Power saving is a handy feature designed to save electricity as well as wear and tear on your PC's components. It periodically turns off various bits of PC hardware without actually shutting down the entire PC, which still runs in the background. Usually "waking up" a PC in this state causes everything to power back up, and you can resume where you left off.
In most instances, the best form of power saving is to turn off the screen, because it consumes a lot of electricity. SUSE Linux can be set so that the screen powers down after a certain period of inactivity—perhaps if you leave your desk to attend to another matter.
A standard CRT monitor (not a TFT flat-panel screen) consumes around 40 to 60 watts of electricity. This is the same amount as a household light bulb. You wouldn't leave a light switched on unnecessarily, so why leave your monitor switched on when your PC is not in use?
The power-saving features are once again accessed through the Control Center. Start the Control Center from the K menu, click the Power Control, and then click the Display Control icon on the left side of the screen. Here, you can alter various settings for powering down your monitor, as shown in Figure 10-11. Not all the modes are supported on all monitors but the most useful is the Power Off After setting. Try dragging this to around 15 minutes.
Figure 10-11. Altering power-saving features avoids wear and tear on your PC components and saves electricity.
In addition to the screen setting, you can set the power-saving mode for the entire machine. Mostly, this means the hard disk is temporarily spun down but, depending on the age of your PC, you can also set to throttle (slow down) the CPU during periods of inactivity. These options are intended to reduce the wear on your PC's components, as well as to save electricity.
This feature is also found in the Control Center. If you're on the Display Control screen, click the Back button to return to the initial Control Center screen, and then select YaST2 Modules. Click Misc, and then click Power Management. The changes you make here will apply to the entire system, not just your user account, so you'll need to click the Administrator Mode button and enter your root password.
Many of the settings here apply to only relatively modern PCs that have Advanced Configuration and Power Interface (ACPI) support.
Even if you happen to know that your PC has ACPI support, there's no guarantee SUSE Linux will support it. ACPI is a relatively new feature in the Linux kernel. At the moment, support for all types of hardware is a little shaky.
There are effectively three settings to choose from for both AC-powered and battery computer use (you can ignore the battery choices on a desktop PC): Acoustic, Powersave, and Performance. Unfortunately there's not much explanation given of what each does. Powersave is probably the best choice for the average PC, but if you must have your PC running at full speed all the time, even when you're not using it, consider the Performance setting.

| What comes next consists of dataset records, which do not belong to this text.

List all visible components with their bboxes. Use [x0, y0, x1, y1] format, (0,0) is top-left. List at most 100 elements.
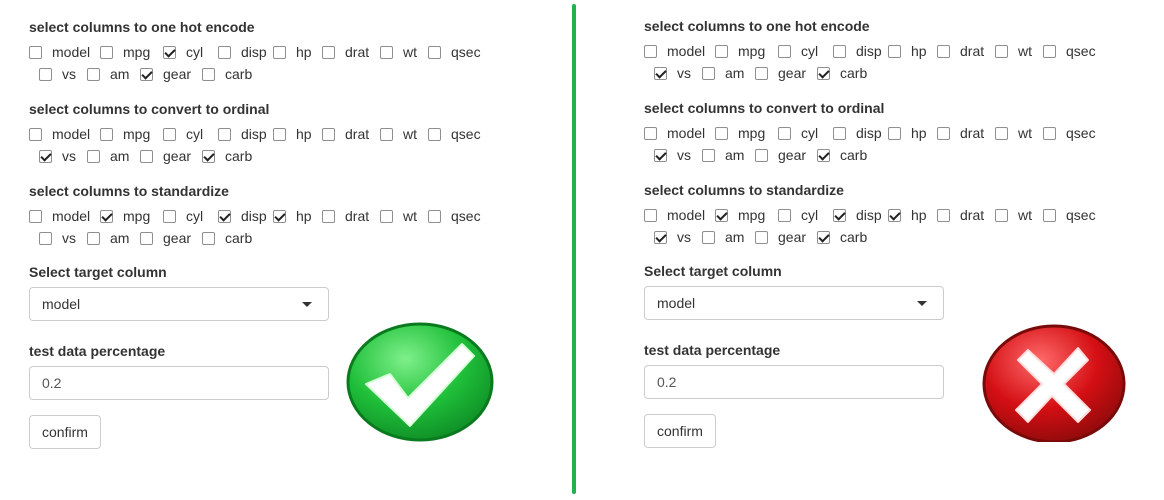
checkbox-box[interactable]	[833, 208, 846, 222]
checkbox-cyl[interactable]: cyl	[778, 122, 818, 144]
confirm-button[interactable]: confirm	[644, 414, 716, 448]
checkbox-qsec[interactable]: qsec	[428, 123, 481, 145]
checkbox-box[interactable]	[702, 148, 715, 162]
checkbox-wt[interactable]: wt	[380, 205, 417, 227]
checkbox-box[interactable]	[644, 208, 657, 222]
checkbox-box[interactable]	[833, 126, 846, 140]
checkbox-box[interactable]	[778, 208, 791, 222]
checkbox-box[interactable]	[163, 209, 176, 223]
checkbox-hp[interactable]: hp	[888, 40, 927, 62]
checkbox-disp[interactable]: disp	[833, 122, 882, 144]
checkbox-box[interactable]	[218, 209, 231, 223]
checkbox-disp[interactable]: disp	[833, 40, 882, 62]
checkbox-box[interactable]	[322, 45, 335, 59]
checkbox-box[interactable]	[937, 208, 950, 222]
checkbox-wt[interactable]: wt	[995, 122, 1032, 144]
checkbox-box[interactable]	[100, 209, 113, 223]
checkbox-model[interactable]: model	[29, 123, 90, 145]
checkbox-drat[interactable]: drat	[322, 205, 369, 227]
checkbox-drat[interactable]: drat	[937, 122, 984, 144]
checkbox-box[interactable]	[218, 127, 231, 141]
checkbox-vs[interactable]: vs	[39, 227, 76, 249]
checkbox-disp[interactable]: disp	[218, 123, 267, 145]
checkbox-box[interactable]	[39, 67, 52, 81]
checkbox-box[interactable]	[995, 126, 1008, 140]
checkbox-box[interactable]	[29, 45, 42, 59]
checkbox-carb[interactable]: carb	[817, 62, 867, 84]
checkbox-vs[interactable]: vs	[654, 144, 691, 166]
checkbox-box[interactable]	[380, 127, 393, 141]
test-percentage-input[interactable]: 0.2	[644, 365, 944, 399]
checkbox-mpg[interactable]: mpg	[100, 41, 150, 63]
checkbox-mpg[interactable]: mpg	[100, 123, 150, 145]
checkbox-carb[interactable]: carb	[817, 226, 867, 248]
checkbox-cyl[interactable]: cyl	[163, 205, 203, 227]
checkbox-box[interactable]	[202, 231, 215, 245]
checkbox-box[interactable]	[644, 44, 657, 58]
checkbox-box[interactable]	[888, 44, 901, 58]
checkbox-drat[interactable]: drat	[322, 41, 369, 63]
checkbox-box[interactable]	[29, 209, 42, 223]
checkbox-box[interactable]	[100, 127, 113, 141]
target-column-select[interactable]: model	[29, 287, 329, 321]
checkbox-gear[interactable]: gear	[140, 63, 191, 85]
checkbox-box[interactable]	[428, 127, 441, 141]
checkbox-model[interactable]: model	[644, 204, 705, 226]
checkbox-box[interactable]	[755, 66, 768, 80]
checkbox-hp[interactable]: hp	[273, 123, 312, 145]
checkbox-box[interactable]	[817, 230, 830, 244]
checkbox-cyl[interactable]: cyl	[163, 41, 203, 63]
checkbox-gear[interactable]: gear	[755, 226, 806, 248]
checkbox-box[interactable]	[778, 44, 791, 58]
checkbox-box[interactable]	[273, 209, 286, 223]
checkbox-box[interactable]	[428, 209, 441, 223]
checkbox-hp[interactable]: hp	[888, 204, 927, 226]
checkbox-box[interactable]	[163, 45, 176, 59]
checkbox-box[interactable]	[87, 149, 100, 163]
checkbox-hp[interactable]: hp	[273, 41, 312, 63]
checkbox-box[interactable]	[163, 127, 176, 141]
checkbox-box[interactable]	[888, 126, 901, 140]
checkbox-carb[interactable]: carb	[202, 145, 252, 167]
checkbox-drat[interactable]: drat	[937, 40, 984, 62]
checkbox-drat[interactable]: drat	[322, 123, 369, 145]
checkbox-qsec[interactable]: qsec	[1043, 40, 1096, 62]
checkbox-box[interactable]	[380, 45, 393, 59]
checkbox-box[interactable]	[1043, 126, 1056, 140]
checkbox-box[interactable]	[654, 66, 667, 80]
checkbox-box[interactable]	[778, 126, 791, 140]
checkbox-box[interactable]	[218, 45, 231, 59]
checkbox-box[interactable]	[29, 127, 42, 141]
checkbox-qsec[interactable]: qsec	[1043, 122, 1096, 144]
checkbox-vs[interactable]: vs	[39, 145, 76, 167]
checkbox-drat[interactable]: drat	[937, 204, 984, 226]
checkbox-carb[interactable]: carb	[202, 63, 252, 85]
checkbox-gear[interactable]: gear	[140, 227, 191, 249]
checkbox-vs[interactable]: vs	[39, 63, 76, 85]
checkbox-box[interactable]	[202, 149, 215, 163]
checkbox-wt[interactable]: wt	[380, 123, 417, 145]
checkbox-box[interactable]	[715, 44, 728, 58]
checkbox-box[interactable]	[755, 148, 768, 162]
checkbox-box[interactable]	[644, 126, 657, 140]
checkbox-box[interactable]	[1043, 208, 1056, 222]
checkbox-box[interactable]	[833, 44, 846, 58]
checkbox-box[interactable]	[702, 66, 715, 80]
checkbox-disp[interactable]: disp	[218, 41, 267, 63]
checkbox-gear[interactable]: gear	[755, 144, 806, 166]
checkbox-hp[interactable]: hp	[888, 122, 927, 144]
checkbox-disp[interactable]: disp	[833, 204, 882, 226]
confirm-button[interactable]: confirm	[29, 415, 101, 449]
checkbox-model[interactable]: model	[29, 41, 90, 63]
checkbox-am[interactable]: am	[87, 145, 129, 167]
checkbox-box[interactable]	[140, 67, 153, 81]
checkbox-box[interactable]	[202, 67, 215, 81]
checkbox-disp[interactable]: disp	[218, 205, 267, 227]
checkbox-qsec[interactable]: qsec	[1043, 204, 1096, 226]
checkbox-wt[interactable]: wt	[380, 41, 417, 63]
checkbox-box[interactable]	[817, 148, 830, 162]
checkbox-vs[interactable]: vs	[654, 62, 691, 84]
checkbox-box[interactable]	[755, 230, 768, 244]
checkbox-box[interactable]	[39, 149, 52, 163]
checkbox-carb[interactable]: carb	[817, 144, 867, 166]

You can edit each setting by clicking the Edit Schemes button. Here, you can select which kinds of overall power-saving features you would like to enable. For example, you can select to run your PC at a quiet setting, which limits performance so that less heat is generated, and therefore the system fans won't spin too fast, generating noise. If your CPU is compatible, you can also select to throttle the speed of the CPU during quiet periods, or alternatively, ensure it's kept running at full speed all the time.